White House defends Trump's response to Charlottesville violence

  • Video report by ITV News Correspondent Juliet Bremner

President Trump is returning to Washington from a working holiday amid growing criticism of his apparent failure to single out white supremacists for condemnation when he responded to the Charlottesville violence.

The US president condemned the "egregious display of hatred, bigotry and violence" in the US city after violence erupted at a far-right rally, but was seen by some as having not done enough.

The White House tried to stem the damage on Sunday. Senior aides were dispatched to the morning news shows, yet they struggled at times to explain the president's position.

The US President tweeted on Monday that he was returning to Washington but did not mention the Virginia town, instead he wrote that there was "much work to do. Focus on trade and military".

A 32-year-old woman, Heather Heyer, was killed when a car ploughed into anti-fascist protesters opposing a major white nationalist march held over the weekend in Virginia. Nineteen other people were injured.

Eyewitnesses said the driver had deliberately rammed pedestrians.

Following criticism from both Republicans and Democrats of President Trump's initial remarks, Vice President Mike Pence condemned the violence "in the strongest terms".

Speaking during a news conference in Colombia on his Latin American visit, Mr Pence added "these dangerous fringe groups" have no place in American public life.

Pence added, "We have no tolerance for hate and violence, white supremacists, neo-Nazis or the KKK."

While Trump had condemned the violence on "many sides", he was accused of not going far enough and citing white nationalists.

The White House subsequently issued a statement insisting that the president's condemnation included white supremacists.

It said: "The president said very strongly in his statement yesterday that he condemns all forms of violence, bigotry and hatred and of course that includes white supremacists, KKK, neo-Nazi and all extremist groups.

"He called for national unity and bringing all Americans together."

Violence erupted on Saturday after hundreds of white nationalists converged for a "Unite the Right" march, protesting against the removal of a statue of a general who had fought for the pro-slavery Confederacy during the US Civil War.

Demonstrators included neo-Nazis and the Ku Klux Klan.

An Ohio man, James Alex Fields Jr, has been arrested over the death of the woman involving the car.

The 20-year-old has been charged with second-degree murder, three counts of malicious wounding and one count of "hit and run attended failure to stop with injury"

He appeared in court on Monday via videolink and was not granted bail.

Officials have also announced the opening of a civil rights investigation into the killing.

The US president quickly appealed for calm at a press conference, insisting "the hate and the division must stop".

But he declined to blame either side, and has since been criticised for not singling out white nationalists.

"We condemn in the strongest possible terms this egregious display of hatred, bigotry and violence on many sides. It has no place in America," he said.

Mr Trump called for Americans to come together "with love for our nation ... and true affection for each other".

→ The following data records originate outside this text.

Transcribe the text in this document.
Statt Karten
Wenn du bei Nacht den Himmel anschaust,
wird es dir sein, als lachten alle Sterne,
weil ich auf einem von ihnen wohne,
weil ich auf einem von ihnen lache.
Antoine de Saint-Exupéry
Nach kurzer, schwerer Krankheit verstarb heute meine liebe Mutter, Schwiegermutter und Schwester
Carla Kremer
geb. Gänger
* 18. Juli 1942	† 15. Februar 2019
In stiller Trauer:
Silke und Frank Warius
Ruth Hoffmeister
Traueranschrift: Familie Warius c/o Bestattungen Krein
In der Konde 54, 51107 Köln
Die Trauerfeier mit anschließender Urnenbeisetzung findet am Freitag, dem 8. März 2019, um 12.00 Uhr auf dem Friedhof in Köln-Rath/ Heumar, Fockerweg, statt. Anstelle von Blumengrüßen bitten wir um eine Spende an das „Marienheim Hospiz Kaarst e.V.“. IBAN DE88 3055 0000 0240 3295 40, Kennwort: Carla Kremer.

"Above all else, we must remember this truth: No matter our colour, creed, religion, or political party, we are all Americans first," he said.

The hit-and-run attack was by far the most serious incident Credit: PA

Charlottesville was struck by 15 other violent incidents, police said, as thousands of white supremacists arrived in the city for a "Unite the Right" march called by right-wing blogger Jason Kessler.

The march was described by civil rights groups as America's "largest hate gathering in decades".

Heather Heyer was killed in the violence.

They were met by anti-fascist protesters, with the two groups repeatedly clashing in street brawls.

Riot police used tear gas and armoured vehicles, with authorities declaring a state of emergency in the city as they struggled to cope with repeated violent clashes.

Two Virginia State Police officials were killed when a police helicopter assisting in law enforcement efforts crashed southwest of the city, but state police said that no foul play was suspected.

Emergency services help the injured after a car crashed into pedestrians. Credit: AP

The hit-and-run attack on left-wing protesters which left one person dead was by far the most serious incident.

The mayor of Charlottesville Michael Signer said via Twitter that he is "heartbroken" to announce that a "life has been lost".

A number of people videoing the scene captured the incident, recording the screams of horror as the vehicle ploughed into pedestrians.

Samantha Bloom, the mother of Fields, the man arrested in connection with the attack, told The Associated Press on Saturday night that she knew her son was attending a rally in Virginia but didn't know it was a white nationalist rally.

"I thought it had something to do with Trump. Trump's not a white supremacist," Bloom told the AP.

At least 19 people were injured in the crash. Credit: AP

Charlottesville has been a target for far right protesters since the city's authorities decided to remove a statue of Confederate forces commander Robert E Lee.

Among those expected at the rally were Confederate heritage groups, KKK members, militia groups and "alt-right" activists, who generally espouse a mix of racism, white nationalism and populism.

Some of those attending were pictured waving Nazi flags while others were making fascist salutes.

White nationalists clash with counter-protesters in Charlottesville. Credit: AP

Rally organiser Mr Kessler said this week that the demonstration was partly about the removal of Confederate symbols, but also about free speech and "advocating for white people".

He said in an interview: "This is about an anti-white climate within the Western world and the need for white people to have advocacy like other groups do."